Tomorrow Bonham’s are auctioning a Clausen from 1887, called in its day Gathering Potatoes and (by RAM Stevenson in 1890) Digging Potatoes.
The catalogue notes by Kenneth McConkey tell us that the name Bonham’s are using – In the Fields: Dannes, Pas de Calais – comes from GC’s own inscription on the reverse.
Signed (lower left), also signed, titled and dated 1887 (verso)
Oil on canvas
61.5 x 50.8 cm (24 1/4 x 20 in)
But not all of the information on the reverse dates from 1887: so perhaps, despite the catalogue entries, not this title. An inscription, McConkey tells us, indicates that it was painted in the immediate environs of Dannes.
McConkey:
In the autumn of 1887 George Clausen crossed the English Channel on a painting holiday in northern France. Five years before he had worked at Quimperlé [in Brittany], a popular artists’ colony, but on this occasion, he headed for the tiny village of Dannes, a few miles from the sea to the north of Étaples [north of present Normandy].
There was a small colony of painters in Étaples in 1887, McConkey tells us, which included Frank O’Meara and an American, Eugene Vail. Clausen’s contact with them has not been established.
In Gathering Potatoes, the painting of the soil I think vividly shows Clausen’s use of the “square brush” technique used by him and other English and Scottish naturalists in the 1880s. In its triangular constructions, the painting reminds one of La Thangue. And, of course, it comes squarely in the period of Clausen’s infatuation with the art of Jules Bastien-Lepage, the French naturalist.
The tenet of the Bastien-Lepage creed was complete objectivity […] . The eye and brain functioned in the first instance like a sophisticated recording apparatus – like a camera.

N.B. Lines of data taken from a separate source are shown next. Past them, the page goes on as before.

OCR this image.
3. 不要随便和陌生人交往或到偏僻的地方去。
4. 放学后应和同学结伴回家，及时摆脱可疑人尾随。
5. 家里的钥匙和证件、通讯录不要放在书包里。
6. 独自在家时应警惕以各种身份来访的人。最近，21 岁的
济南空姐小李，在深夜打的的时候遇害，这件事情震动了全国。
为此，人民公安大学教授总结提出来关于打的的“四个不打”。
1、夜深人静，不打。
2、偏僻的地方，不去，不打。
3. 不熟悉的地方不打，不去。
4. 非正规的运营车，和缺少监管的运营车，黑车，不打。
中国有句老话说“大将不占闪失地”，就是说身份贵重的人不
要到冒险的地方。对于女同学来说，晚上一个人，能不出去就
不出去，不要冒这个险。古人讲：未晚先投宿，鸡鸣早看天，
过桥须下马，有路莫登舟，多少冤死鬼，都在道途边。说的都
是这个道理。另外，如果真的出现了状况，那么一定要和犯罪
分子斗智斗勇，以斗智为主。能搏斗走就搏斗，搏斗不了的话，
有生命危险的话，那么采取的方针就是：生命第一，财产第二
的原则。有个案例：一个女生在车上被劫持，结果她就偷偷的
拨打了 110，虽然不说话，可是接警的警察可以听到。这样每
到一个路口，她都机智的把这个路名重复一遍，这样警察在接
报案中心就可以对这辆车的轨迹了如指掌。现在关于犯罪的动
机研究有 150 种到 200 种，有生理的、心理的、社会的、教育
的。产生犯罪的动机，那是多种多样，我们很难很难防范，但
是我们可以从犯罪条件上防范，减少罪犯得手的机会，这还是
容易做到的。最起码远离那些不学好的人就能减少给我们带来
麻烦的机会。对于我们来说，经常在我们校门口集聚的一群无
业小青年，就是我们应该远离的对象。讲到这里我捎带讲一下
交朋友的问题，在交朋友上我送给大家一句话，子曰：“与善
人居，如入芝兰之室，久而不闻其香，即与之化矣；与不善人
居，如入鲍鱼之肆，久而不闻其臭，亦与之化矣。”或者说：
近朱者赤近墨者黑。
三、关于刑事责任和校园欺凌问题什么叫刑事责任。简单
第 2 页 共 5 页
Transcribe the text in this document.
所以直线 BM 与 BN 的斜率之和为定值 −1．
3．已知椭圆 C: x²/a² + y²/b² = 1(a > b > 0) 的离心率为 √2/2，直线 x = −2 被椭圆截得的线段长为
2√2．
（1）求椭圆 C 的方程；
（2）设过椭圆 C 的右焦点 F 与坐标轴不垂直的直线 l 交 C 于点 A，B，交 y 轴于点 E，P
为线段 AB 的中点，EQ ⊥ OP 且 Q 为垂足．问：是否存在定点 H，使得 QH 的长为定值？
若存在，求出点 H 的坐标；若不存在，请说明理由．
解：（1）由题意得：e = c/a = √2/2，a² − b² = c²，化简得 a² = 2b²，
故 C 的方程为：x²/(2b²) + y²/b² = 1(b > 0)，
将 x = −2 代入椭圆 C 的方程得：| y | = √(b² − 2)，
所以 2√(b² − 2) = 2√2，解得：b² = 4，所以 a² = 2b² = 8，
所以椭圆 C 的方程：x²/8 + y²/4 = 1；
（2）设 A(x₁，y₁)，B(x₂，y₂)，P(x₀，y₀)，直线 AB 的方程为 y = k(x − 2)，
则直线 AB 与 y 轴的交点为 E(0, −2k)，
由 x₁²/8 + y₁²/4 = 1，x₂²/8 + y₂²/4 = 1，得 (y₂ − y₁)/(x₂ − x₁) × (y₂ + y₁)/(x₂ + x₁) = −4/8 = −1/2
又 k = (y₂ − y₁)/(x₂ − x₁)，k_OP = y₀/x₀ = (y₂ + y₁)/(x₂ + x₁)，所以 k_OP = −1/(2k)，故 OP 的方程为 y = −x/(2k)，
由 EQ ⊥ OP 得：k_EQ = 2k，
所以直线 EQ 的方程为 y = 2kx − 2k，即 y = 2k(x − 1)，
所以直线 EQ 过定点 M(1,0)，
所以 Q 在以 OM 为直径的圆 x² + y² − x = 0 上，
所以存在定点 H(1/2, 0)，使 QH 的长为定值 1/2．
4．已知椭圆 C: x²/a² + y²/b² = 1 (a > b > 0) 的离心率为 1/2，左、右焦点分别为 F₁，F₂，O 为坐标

However, there was a more specific objective in Gathering Potatoes, and this was to tackle one of Bastien’s most celebrated subjects, portrayed on a grand scale in Saison d’octobre, recolté des pommes de terre (National Gallery of Victoria, Melbourne). This had first been shown at the Salon in 1879 and it re-appeared in the artist’s posthumous sale at the Hôtel Drouot in Paris in 1885. Clausen, if he did not see the picture on either of these occasions would have been familiar with at least one of the two widely-circulated engravings of the picture. In Bastien, the principal figure carefully tips newly-dug potatoes from her wicker basket into a sack, following, but not imitating the action of the fieldworkers in J-F Millet’s earlier The Potato Harvest, 1854-7 (Walters Art Gallery, Baltimore).
Naturalism, more than earlier landscape traditions, as distinct from portraiture in a landscape, demanded a subject in the immediate foreground. That foreground had to link to a background, and that could be done in various ways. In GC’s Winter Work of 1883-4 the row of winter turnips recesses almost to vanishing point. In The Stone Pickers of 1887, as McConkey points out, the background is a slope. A slope is also used in the, to me, superior Stonepickers – Midday, a watercolour of, I think, 1883, which I’ll show later.
McConkey:
A flat plain without obvious perspectives or spatial cues gave a more challenging set of circumstances.
Northern France was a different landscape from that surrounding Cookham Dene, Berkshire, where GC was living in 1887. Does the background in Gathering Potatoes work? To me, it doesn’t seem consequential enough to balance the foreground: but I have not seen the original.
The painting, McConkey tells us, was shown at The New English Art Club in 1888 – during Clausen’s period of self-imposed exile from the Royal Academy.
Gathering Potatoes was approved by those critics who commented on it in 1888. The club’s third annual exhibition saw it infiltrated by refugees from the Royal Society of British Artists. This radical group led by Walter Sickert, was obliged to leave the society when Whistler was forced to resign the presidency. The ‘impressionist’ works by Philip Wilson Steer and Sickert effectively stole the show and although he continued to support the New English, Clausen was already beginning to have misgivings about the direction it was taking. For the next two years, he sent his important canvases to Sir Coutts Lindsay’s Grosvenor Gallery. This did not mean that Gathering Potatoes went unnoticed. It was illustrated in the Pall Mall Gazette ‘Extra’ in 1888 from a drawing by Clausen, and later surveys of his work recognized its importance in his development. […]
The drawing (9x8 ins) passed through the Fine Art Society in 1986 (Spring ’86, no. 136). […]
The verso inscription indicates that Clausen retouched Gathering Potatoes around [1890]. Since there are no obvious signs of damage and composition remains unaltered from that shown in 1888, we assume that these alterations were minor.
Clausen beginning to have doubts about the direction the New English was taking was Clausen ceasing to be avant-garde – which he had been until then, or at least between 1882 and ‘84.